This project provides the base code you would need to build a two-button pressor predictor on the Raspberry Pi.
This repository comes with a Python module oracle.py
which provides a
Model
object with two methods, feed(xs)
and guess()
, that will perform
the prediction of the next button to be pressed.
First of all, create a Model
object. The initialisation function requires
CHARSET
, a string which determines which characters can appear in the
input, and MAX_GRAM_LENGTH
, an integer which determines the maximum length
of the n-gram (refer to Technical Infosheet for more details).
from oracle import Model
m = Model('LR', 5) # L and R represent the left and right buttons respectively
# By default, we use 5 for MAX_GRAM_LENGTH
Upon initialisation, the model can be fed with training input, and will track the input being fed in.

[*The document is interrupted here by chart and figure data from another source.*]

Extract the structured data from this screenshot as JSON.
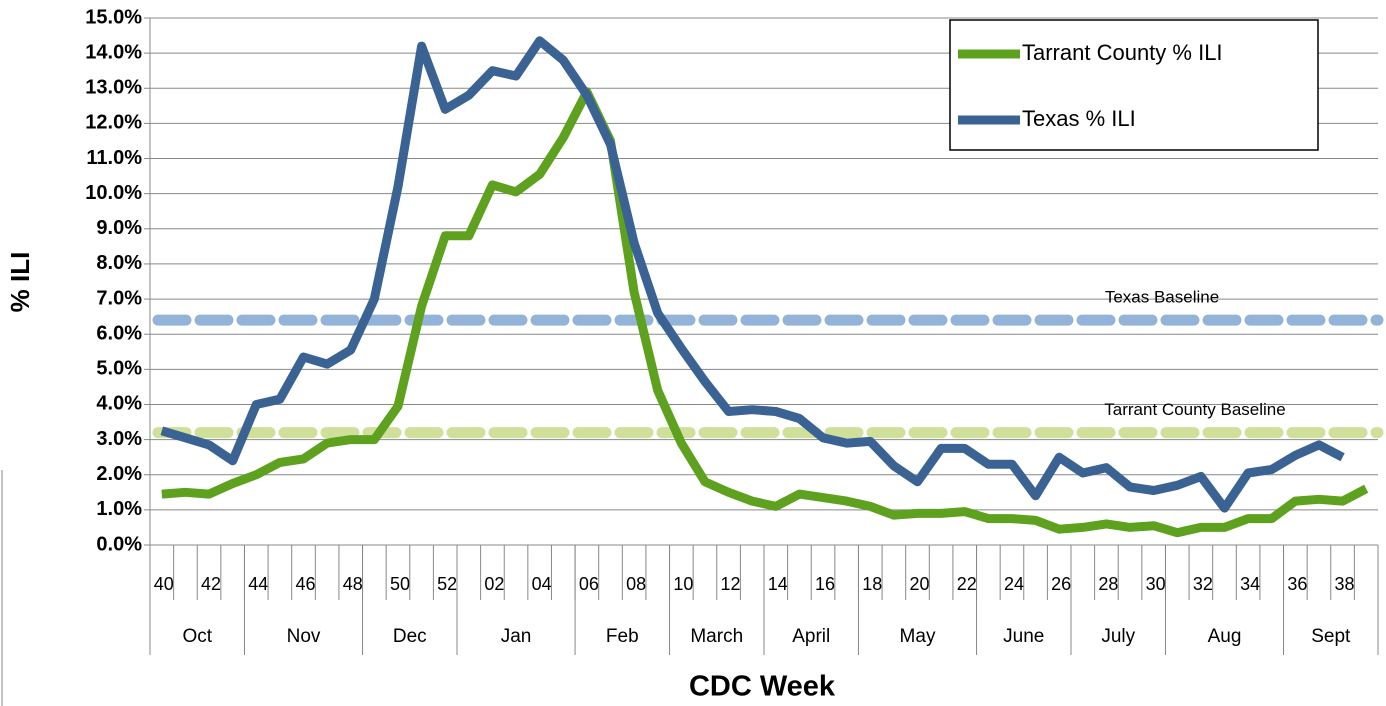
{
  "chart_data": {
    "type": "line",
    "y_label": "% ILI",
    "x_label": "CDC Week",
    "categories": [
      "40",
      null,
      "42",
      null,
      "44",
      null,
      "46",
      null,
      "48",
      null,
      "50",
      null,
      "52",
      null,
      "02",
      null,
      "04",
      null,
      "06",
      null,
      "08",
      null,
      "10",
      null,
      "12",
      null,
      "14",
      null,
      "16",
      null,
      "18",
      null,
      "20",
      null,
      "22",
      null,
      "24",
      null,
      "26",
      null,
      "28",
      null,
      "30",
      null,
      "32",
      null,
      "34",
      null,
      "36",
      null,
      "38",
      null
    ],
    "month_groups": [
      {
        "name": "Oct",
        "weeks": 4
      },
      {
        "name": "Nov",
        "weeks": 5
      },
      {
        "name": "Dec",
        "weeks": 4
      },
      {
        "name": "Jan",
        "weeks": 5
      },
      {
        "name": "Feb",
        "weeks": 4
      },
      {
        "name": "March",
        "weeks": 4
      },
      {
        "name": "April",
        "weeks": 4
      },
      {
        "name": "May",
        "weeks": 5
      },
      {
        "name": "June",
        "weeks": 4
      },
      {
        "name": "July",
        "weeks": 4
      },
      {
        "name": "Aug",
        "weeks": 5
      },
      {
        "name": "Sept",
        "weeks": 4
      }
    ],
    "series": [
      {
        "name": "Tarrant County % ILI",
        "color": "#5ea11f",
        "values": [
          1.45,
          1.5,
          1.45,
          1.75,
          2.0,
          2.35,
          2.45,
          2.9,
          3.0,
          3.0,
          3.95,
          6.8,
          8.8,
          8.8,
          10.25,
          10.05,
          10.55,
          11.6,
          12.9,
          11.5,
          7.2,
          4.4,
          2.9,
          1.8,
          1.5,
          1.25,
          1.1,
          1.45,
          1.35,
          1.25,
          1.1,
          0.85,
          0.9,
          0.9,
          0.95,
          0.75,
          0.75,
          0.7,
          0.45,
          0.5,
          0.6,
          0.5,
          0.55,
          0.35,
          0.5,
          0.5,
          0.75,
          0.75,
          1.25,
          1.3,
          1.25,
          1.6
        ]
      },
      {
        "name": "Texas % ILI",
        "color": "#3a6394",
        "values": [
          3.25,
          3.05,
          2.85,
          2.4,
          4.0,
          4.15,
          5.35,
          5.15,
          5.55,
          7.0,
          10.2,
          14.2,
          12.4,
          12.8,
          13.5,
          13.35,
          14.35,
          13.8,
          12.8,
          11.4,
          8.6,
          6.6,
          5.6,
          4.65,
          3.8,
          3.85,
          3.8,
          3.6,
          3.05,
          2.9,
          2.95,
          2.25,
          1.8,
          2.75,
          2.75,
          2.3,
          2.3,
          1.4,
          2.5,
          2.05,
          2.2,
          1.65,
          1.55,
          1.7,
          1.95,
          1.05,
          2.05,
          2.15,
          2.55,
          2.85,
          2.5,
          null
        ]
      }
    ],
    "baselines": [
      {
        "name": "Texas Baseline",
        "value": 6.4,
        "color": "#93b3d9"
      },
      {
        "name": "Tarrant County Baseline",
        "value": 3.2,
        "color": "#cfe09a"
      }
    ],
    "ylim": [
      0,
      15
    ],
    "yticks": [
      {
        "value": 0,
        "label": "0.0%"
      },
      {
        "value": 1,
        "label": "1.0%"
      },
      {
        "value": 2,
        "label": "2.0%"
      },
      {
        "value": 3,
        "label": "3.0%"
      },
      {
        "value": 4,
        "label": "4.0%"
      },
      {
        "value": 5,
        "label": "5.0%"
      },
      {
        "value": 6,
        "label": "6.0%"
      },
      {
        "value": 7,
        "label": "7.0%"
      },
      {
        "value": 8,
        "label": "8.0%"
      },
      {
        "value": 9,
        "label": "9.0%"
      },
      {
        "value": 10,
        "label": "10.0%"
      },
      {
        "value": 11,
        "label": "11.0%"
      },
      {
        "value": 12,
        "label": "12.0%"
      },
      {
        "value": 13,
        "label": "13.0%"
      },
      {
        "value": 14,
        "label": "14.0%"
      },
      {
        "value": 15,
        "label": "15.0%"
      }
    ],
    "grid": true,
    "legend": "top-right"
  }
}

# feed accepts a string of inputs, ordered from left to right
# This can be one char at a time...
m.feed("L")
m.feed("R")
m.feed("L")
# ...or a full string of inputs
m.feed("LRLRRRRLRLRLRLRLLLLRLRLRLLRRR")
At any point in time, you may use the model to make a prediction for the next
character with m.guess()
, or observe all of the previous input fed into the
model with m.input
.
This project was inspired by an implementation of the Aaronson Oracle. The model is a n-gram model, which uses Markov Chains to predict the next input.
Rather than processing only n-grams, the model is modified to account for smaller grams, and makes the prediction based on the largest available gram found. This should improve accuracy when dealing with low amounts of input (which is expected when using push buttons to record the input from the user, due to their latency).